I am going to try and explain this with out dragging this on so here goes, i am the youngest of four sibblings,i have a older brother which i never see and two older sisters. I am close to my sister that is close in age to me but have a sister that is about ten years older. When i was a teen my dad killed himself and the mother was a 24 hr mean drunk who after my dads death was committed to a nut ward. To make this story short ,my older sister took my sister and me in and took custody of us which at the time i thought was wonderful. My sister that i am close to and close in age with collected Social Security for my dads death which was given to my oldest sister to be cashed by her and to be used for us kids as she saw fit but the problem is my sister and i never were allowed to see or use our money but i can tell you that my oldest sisters kids ( two boys ) as kids had every toy you could imagine.

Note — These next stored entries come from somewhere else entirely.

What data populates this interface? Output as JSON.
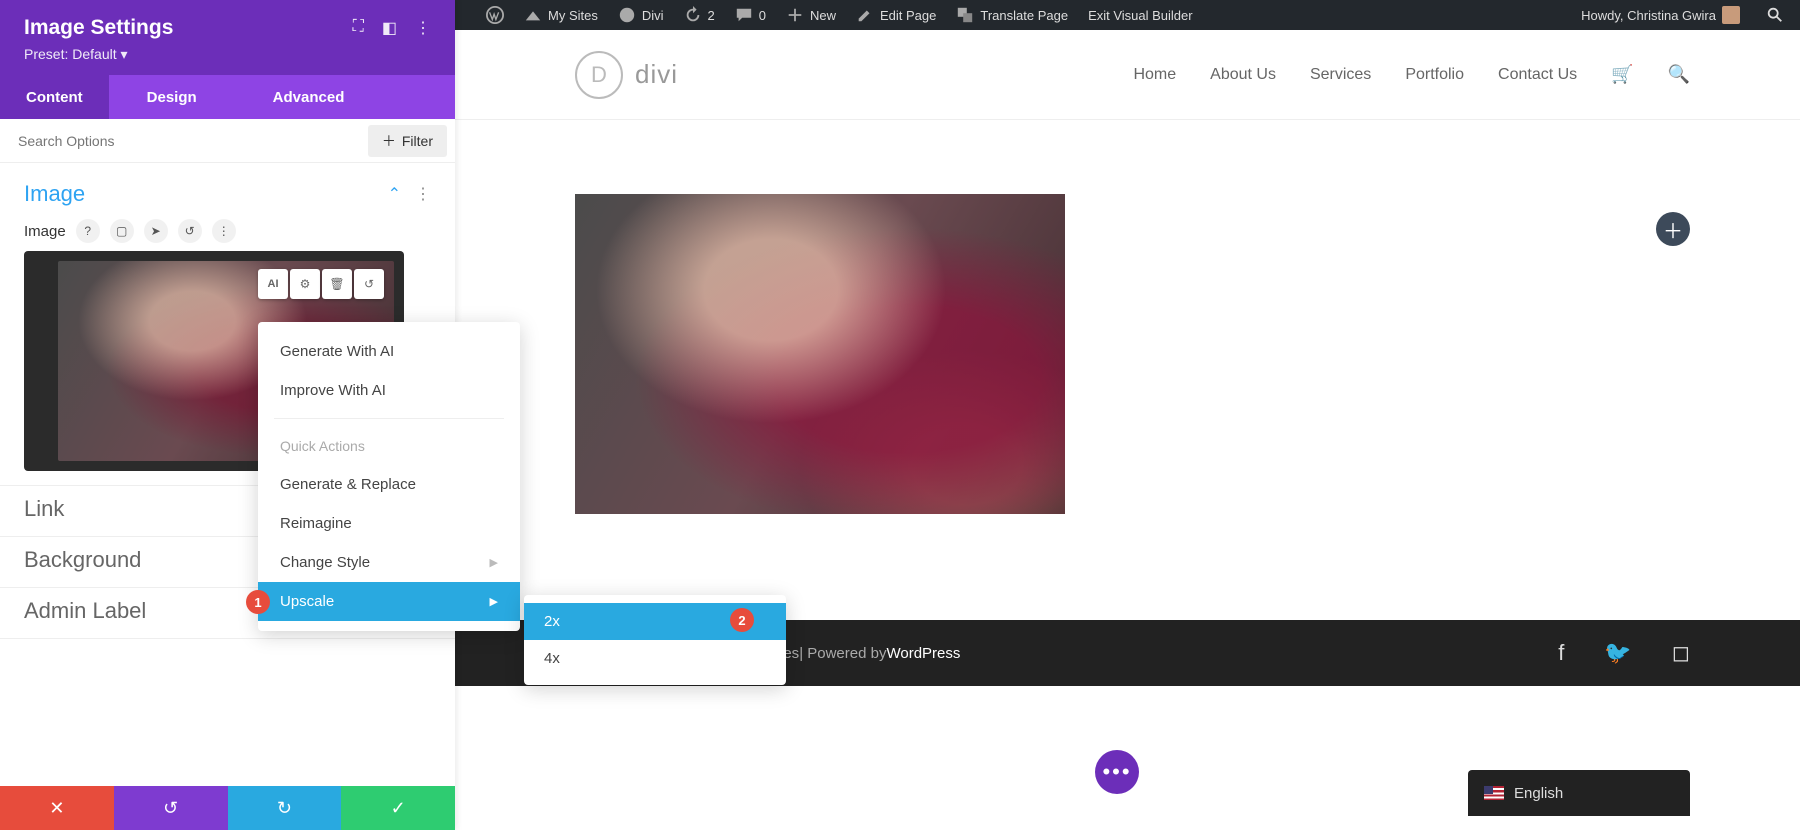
{
  "adminbar": {
    "mysites": "My Sites",
    "divi": "Divi",
    "updates": "2",
    "comments": "0",
    "new": "New",
    "edit": "Edit Page",
    "translate": "Translate Page",
    "exit": "Exit Visual Builder",
    "howdy": "Howdy, Christina Gwira"
  },
  "panel": {
    "title": "Image Settings",
    "preset": "Preset: Default ▾",
    "tabs": {
      "content": "Content",
      "design": "Design",
      "advanced": "Advanced"
    },
    "search_placeholder": "Search Options",
    "filter": "Filter",
    "sections": {
      "image": "Image",
      "image_field": "Image",
      "link": "Link",
      "background": "Background",
      "admin_label": "Admin Label"
    },
    "img_toolbar": {
      "ai": "AI"
    }
  },
  "ai_menu": {
    "generate": "Generate With AI",
    "improve": "Improve With AI",
    "quick": "Quick Actions",
    "replace": "Generate & Replace",
    "reimagine": "Reimagine",
    "change_style": "Change Style",
    "upscale": "Upscale",
    "sub": {
      "x2": "2x",
      "x4": "4x"
    }
  },
  "badges": {
    "one": "1",
    "two": "2"
  },
  "site": {
    "brand": "divi",
    "nav": {
      "home": "Home",
      "about": "About Us",
      "services": "Services",
      "portfolio": "Portfolio",
      "contact": "Contact Us"
    },
    "footer_suffix": "nes",
    "footer_sep": " | Powered by ",
    "footer_wp": "WordPress"
  },
  "lang": {
    "label": "English"
  }
}
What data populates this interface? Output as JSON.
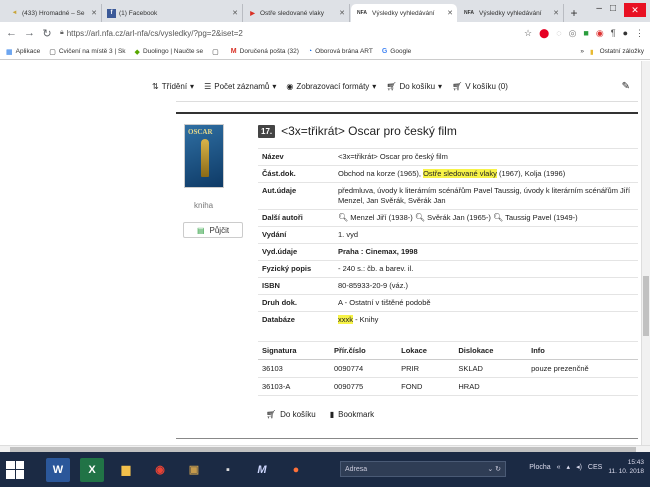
{
  "browser": {
    "tabs": [
      {
        "title": "(433) Hromadné – Se",
        "favicon": "◄",
        "favicon_color": "#c8a53a"
      },
      {
        "title": "(1) Facebook",
        "favicon": "f",
        "favicon_color": "#3b5998"
      },
      {
        "title": "Ostře sledované vlaky",
        "favicon": "▶",
        "favicon_color": "#d93025"
      },
      {
        "title": "Výsledky vyhledávání",
        "favicon": "NFA",
        "favicon_color": "#333333",
        "active": true
      },
      {
        "title": "Výsledky vyhledávání",
        "favicon": "NFA",
        "favicon_color": "#333333"
      }
    ],
    "url": "https://arl.nfa.cz/arl-nfa/cs/vysledky/?pg=2&iset=2",
    "bookmarks": [
      {
        "label": "Aplikace",
        "icon": "▦"
      },
      {
        "label": "Cvičení na místě 3 | Sk",
        "icon": "▢"
      },
      {
        "label": "Duolingo | Naučte se",
        "icon": "◆"
      },
      {
        "label": "",
        "icon": "▢"
      },
      {
        "label": "Doručená pošta (32)",
        "icon": "M"
      },
      {
        "label": "Oborová brána ART",
        "icon": "◔"
      },
      {
        "label": "Google",
        "icon": "G"
      }
    ],
    "bookmarks_other": "Ostatní záložky"
  },
  "toolbar": {
    "sort": "Třídění",
    "count": "Počet záznamů",
    "formats": "Zobrazovací formáty",
    "to_cart": "Do košíku",
    "in_cart": "V košíku (0)"
  },
  "record": {
    "number": "17.",
    "title": "<3x=třikrát> Oscar pro český film",
    "cover_caption": "kniha",
    "cover_logo": "OSCAR",
    "borrow_label": "Půjčit",
    "fields": {
      "nazev_label": "Název",
      "nazev": "<3x=třikrát> Oscar pro český film",
      "cast_label": "Část.dok.",
      "cast_a": "Obchod na korze (1965), ",
      "cast_hl": "Ostře sledované vlaky",
      "cast_b": " (1967), Kolja (1996)",
      "aut_label": "Aut.údaje",
      "aut": "předmluva, úvody k literárním scénářům Pavel Taussig, úvody k literárním scénářům Jiří Menzel, Jan Svěrák, Svěrák Jan",
      "dalsi_label": "Další autoři",
      "dalsi_1": "Menzel Jiří (1938-)",
      "dalsi_2": "Svěrák Jan (1965-)",
      "dalsi_3": "Taussig Pavel (1949-)",
      "vydani_label": "Vydání",
      "vydani": "1. vyd",
      "vyd_label": "Vyd.údaje",
      "vyd": "Praha : Cinemax, 1998",
      "fyz_label": "Fyzický popis",
      "fyz": "- 240 s.: čb. a barev. il.",
      "isbn_label": "ISBN",
      "isbn": "80-85933-20-9 (váz.)",
      "druh_label": "Druh dok.",
      "druh": "A - Ostatní v tištěné podobě",
      "db_label": "Databáze",
      "db_hl": "xxxk",
      "db": " - Knihy"
    }
  },
  "holdings": {
    "headers": [
      "Signatura",
      "Přír.číslo",
      "Lokace",
      "Dislokace",
      "Info"
    ],
    "rows": [
      [
        "36103",
        "0090774",
        "PRIR",
        "SKLAD",
        "pouze prezenčně"
      ],
      [
        "36103-A",
        "0090775",
        "FOND",
        "HRAD",
        ""
      ]
    ]
  },
  "actions": {
    "cart": "Do košíku",
    "bookmark": "Bookmark"
  },
  "taskbar": {
    "address_label": "Adresa",
    "desktop_label": "Plocha",
    "lang": "CES",
    "time": "15:43",
    "date": "11. 10. 2018"
  }
}
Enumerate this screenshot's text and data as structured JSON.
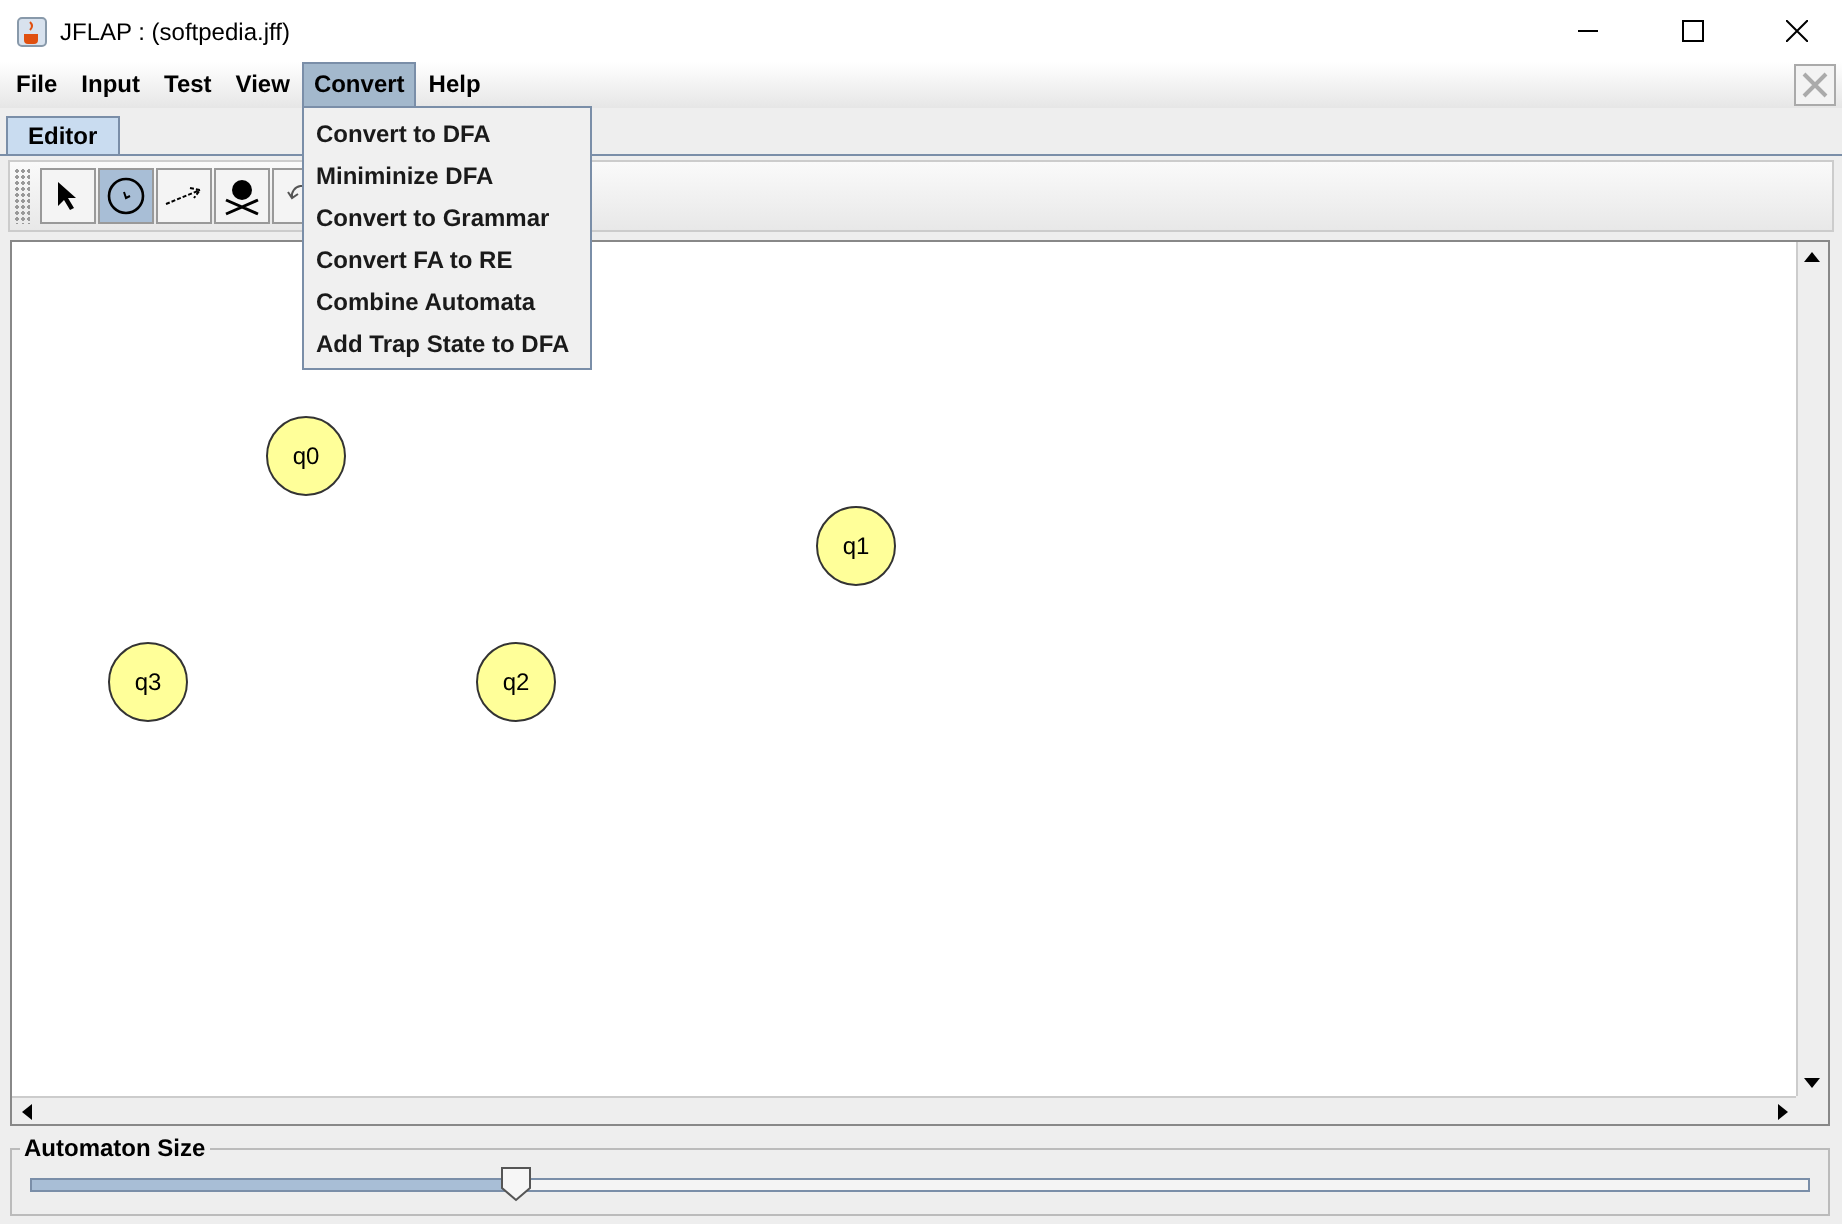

I will speed this up ,,,,,,,,,,at 16 i got pregnant and married and after being married you are no longer eligable to collect Social Security so my oldest sister told me she wrote the state to stop the checks but after being married for a year i recieved a letter from the Goverment wanting my hand wrighting for varication because they sad i was committing fraud and could serve jail time for not letting the Gov know that i was married and still recieving Social Security. I was 17 and scared shitless because i had no idea what they were talking about so i called my oldest sister and asked her if she did contact the Gov of my marriage and she said yes and that is all must be a mistake. Well after i sent in my handwrighting they could see it was not me stealing the money but my oldest sister forging my name on the checks and she was going to let me hang for it because when the Gov asked my oldest sister for her handwrighting she had someone else sign the paper and send it back. So now i hear my oldest sister had a stroke and is bascially brain dead in a nursing home ,i have not seen her in 10 years and really don't care to but there is this voice in my head that says go see her even thou she will have no idea i am there or who i am but then i owe her nothing and have much hate against her, this and among other things she has done to her sisters that she acted like she loved.
I really want to know what your feeling are and what you would do ,just let it be or go see her because i need to quiet this voice in my head so i can leave it all in peace.